Ein weiterer wichtiger Punkt ist die Arbeitszeiterfassung. Hier sollte klar geregelt sein, wie und wann Arbeitszeiten dokumentiert werden, wer die Verantwortung trägt und wie der Betriebsrat Einsicht erhält. Auch der Umgang mit Abweichungen – etwa wenn jemand vergisst, sich auszustempeln – muss geklärt sein.
Überstunden und Mehrarbeit verdienen besondere Aufmerksamkeit. In der Vereinbarung sollte genau stehen, wann und unter welchen Bedingungen sie zulässig sind, wie sie angeordnet und dokumentiert werden müssen und wie der Ausgleich erfolgt – ob durch Freizeit oder Bezahlung. Wichtig ist auch eine Begrenzung, damit sich Überstunden nicht zur Regel entwickeln.
Reisezeiten, Umkleidezeiten und Wegezeiten sind ebenfalls regelungsbedürftig. Hier geht es nicht nur um die Frage, ob sie zur Arbeitszeit zählen, sondern auch um die Vergütung und um organisatorische Fragen – etwa wie lange die Umkleidezeit dauert und wo sich umgezogen werden muss.
Schließlich sollte auch geregelt sein, wie mit kurzfristigen Änderungen umgegangen wird – Stichwort Eilfälle und Notfälle – und wie Meinungsverschiedenheiten beigelegt werden. Eine ständige Einigungsstelle kann hier eine sinnvolle Einrichtung sein, um Konflikte schnell und unbürokratisch zu lösen.

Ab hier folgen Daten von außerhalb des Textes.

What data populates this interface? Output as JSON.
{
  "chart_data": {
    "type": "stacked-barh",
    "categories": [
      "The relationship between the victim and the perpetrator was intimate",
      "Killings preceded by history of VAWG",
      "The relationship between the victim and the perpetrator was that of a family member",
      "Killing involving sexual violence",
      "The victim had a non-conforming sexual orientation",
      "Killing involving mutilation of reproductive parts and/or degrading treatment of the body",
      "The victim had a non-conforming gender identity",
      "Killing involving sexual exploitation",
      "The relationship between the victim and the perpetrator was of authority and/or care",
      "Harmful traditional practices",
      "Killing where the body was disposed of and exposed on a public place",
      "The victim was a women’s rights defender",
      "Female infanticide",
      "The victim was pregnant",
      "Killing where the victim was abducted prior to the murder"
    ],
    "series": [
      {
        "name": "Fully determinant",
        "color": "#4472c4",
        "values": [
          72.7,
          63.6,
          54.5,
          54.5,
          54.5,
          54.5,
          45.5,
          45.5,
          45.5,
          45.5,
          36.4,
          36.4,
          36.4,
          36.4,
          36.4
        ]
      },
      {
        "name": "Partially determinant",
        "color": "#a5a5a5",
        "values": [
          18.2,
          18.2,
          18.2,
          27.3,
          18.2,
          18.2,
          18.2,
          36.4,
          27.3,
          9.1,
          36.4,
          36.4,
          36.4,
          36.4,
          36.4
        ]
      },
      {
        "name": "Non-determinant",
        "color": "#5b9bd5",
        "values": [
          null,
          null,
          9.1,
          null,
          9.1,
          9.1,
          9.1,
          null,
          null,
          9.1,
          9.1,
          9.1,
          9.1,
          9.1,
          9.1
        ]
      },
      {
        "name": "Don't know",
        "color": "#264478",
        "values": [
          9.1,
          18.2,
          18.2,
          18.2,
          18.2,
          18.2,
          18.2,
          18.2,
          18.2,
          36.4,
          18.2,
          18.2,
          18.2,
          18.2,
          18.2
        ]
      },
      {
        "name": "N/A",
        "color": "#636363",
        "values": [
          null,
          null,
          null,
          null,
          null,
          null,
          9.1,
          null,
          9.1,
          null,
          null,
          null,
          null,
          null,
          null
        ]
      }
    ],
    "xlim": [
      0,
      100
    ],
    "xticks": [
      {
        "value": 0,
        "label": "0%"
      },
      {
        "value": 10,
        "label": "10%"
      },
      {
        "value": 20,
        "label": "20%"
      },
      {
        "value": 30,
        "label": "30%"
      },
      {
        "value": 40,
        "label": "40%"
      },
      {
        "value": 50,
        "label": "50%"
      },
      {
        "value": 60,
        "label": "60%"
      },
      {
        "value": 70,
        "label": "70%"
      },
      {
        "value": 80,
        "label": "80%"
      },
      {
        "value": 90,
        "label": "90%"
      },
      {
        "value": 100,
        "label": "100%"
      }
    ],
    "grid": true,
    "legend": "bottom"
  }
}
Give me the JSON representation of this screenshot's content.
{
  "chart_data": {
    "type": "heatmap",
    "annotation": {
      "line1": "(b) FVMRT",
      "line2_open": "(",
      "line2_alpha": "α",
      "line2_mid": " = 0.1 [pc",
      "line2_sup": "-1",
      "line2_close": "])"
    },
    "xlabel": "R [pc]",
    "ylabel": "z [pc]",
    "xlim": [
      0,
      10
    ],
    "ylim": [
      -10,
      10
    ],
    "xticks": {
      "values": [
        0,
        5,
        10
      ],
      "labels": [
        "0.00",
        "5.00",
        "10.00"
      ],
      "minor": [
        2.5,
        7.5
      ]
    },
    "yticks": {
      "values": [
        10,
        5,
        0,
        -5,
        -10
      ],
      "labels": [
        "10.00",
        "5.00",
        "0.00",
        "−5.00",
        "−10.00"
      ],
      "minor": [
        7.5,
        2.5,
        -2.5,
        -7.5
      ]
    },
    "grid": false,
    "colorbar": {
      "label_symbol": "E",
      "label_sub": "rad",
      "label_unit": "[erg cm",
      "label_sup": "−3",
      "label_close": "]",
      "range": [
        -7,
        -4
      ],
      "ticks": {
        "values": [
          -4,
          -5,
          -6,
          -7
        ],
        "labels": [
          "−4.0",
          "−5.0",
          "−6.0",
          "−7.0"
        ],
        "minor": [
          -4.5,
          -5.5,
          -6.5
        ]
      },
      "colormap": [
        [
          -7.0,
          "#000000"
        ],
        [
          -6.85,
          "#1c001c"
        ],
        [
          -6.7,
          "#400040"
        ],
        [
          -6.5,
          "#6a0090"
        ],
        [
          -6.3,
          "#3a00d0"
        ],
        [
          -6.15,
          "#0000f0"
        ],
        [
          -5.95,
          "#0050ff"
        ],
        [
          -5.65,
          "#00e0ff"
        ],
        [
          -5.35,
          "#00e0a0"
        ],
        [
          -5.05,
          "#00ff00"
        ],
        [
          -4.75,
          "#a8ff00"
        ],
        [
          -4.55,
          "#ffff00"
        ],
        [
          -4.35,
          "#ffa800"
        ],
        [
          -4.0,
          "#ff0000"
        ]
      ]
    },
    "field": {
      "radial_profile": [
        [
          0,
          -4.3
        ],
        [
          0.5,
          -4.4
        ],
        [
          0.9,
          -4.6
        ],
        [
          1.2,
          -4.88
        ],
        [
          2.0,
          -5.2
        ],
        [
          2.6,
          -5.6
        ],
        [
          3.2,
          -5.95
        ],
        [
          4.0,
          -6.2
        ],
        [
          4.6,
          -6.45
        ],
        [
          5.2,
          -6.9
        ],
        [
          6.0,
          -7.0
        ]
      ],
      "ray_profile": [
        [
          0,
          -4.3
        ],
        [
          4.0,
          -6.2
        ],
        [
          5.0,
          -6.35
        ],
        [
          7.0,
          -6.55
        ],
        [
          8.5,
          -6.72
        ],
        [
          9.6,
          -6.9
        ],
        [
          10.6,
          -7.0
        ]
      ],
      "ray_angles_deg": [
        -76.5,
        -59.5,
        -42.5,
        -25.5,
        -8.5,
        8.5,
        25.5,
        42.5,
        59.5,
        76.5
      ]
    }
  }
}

Überblick der wesentlichen Themenfelder Betriebsvereinbarung Arbeitszeit
Hier nochmal ein Überblick über die wesentlichen Themenfelder, die exemplarisch Bestandteil einer Betriebsvereinbarung zur Arbeitszeit sein können:
- Regelmäßige Wochenarbeitszeit und Verteilung auf Arbeitstage
- Beginn und Ende der täglichen Arbeitszeit
- Lage und Dauer der Pausen
- Einführung und Ausgestaltung von Schichtarbeit
- Regelungen zur Arbeitszeiterfassung
- Voraussetzungen und Verfahren bei Überstunden
- Vergütung und Bewertung von Reise-, Wege- und Umkleidezeiten
- Umgang mit kurzfristigen Änderungen (Eilfälle, Notfälle)
- Einrichtung und Verfahren einer Einigungsstelle zur Konfliktlösung

Fazit – Mitbestimmung und Betriebsvereinbarung Arbeitszeit
Arbeitszeit ist ein Thema, das alle im Betrieb betrifft – und das zu gestalten, ist eine der zentralen Aufgaben des Betriebsrats. Der Betriebsrat hat das Recht – und die Pflicht – hier mitzuwirken. Es gilt, die Mitbestimmungsrechte zu nutzen, um faire, transparente und praktikable Arbeitszeitregelungen zu schaffen. Eine gute Betriebsvereinbarung ist dabei das wichtigste Werkzeug. Sie gibt Orientierung, sorgt für Rechtssicherheit und schützt die Interessen der Beschäftigten.
Gleichzeitig hilft sie dem Arbeitgeber, Planungssicherheit zu gewinnen und flexibel auf betriebliche Anforderungen zu reagieren. Wenn beide Seiten gemeinsam an einer guten Lösung arbeiten, entsteht daraus eine starke Grundlage für ein gesundes, produktives und respektvolles Miteinander im Betrieb.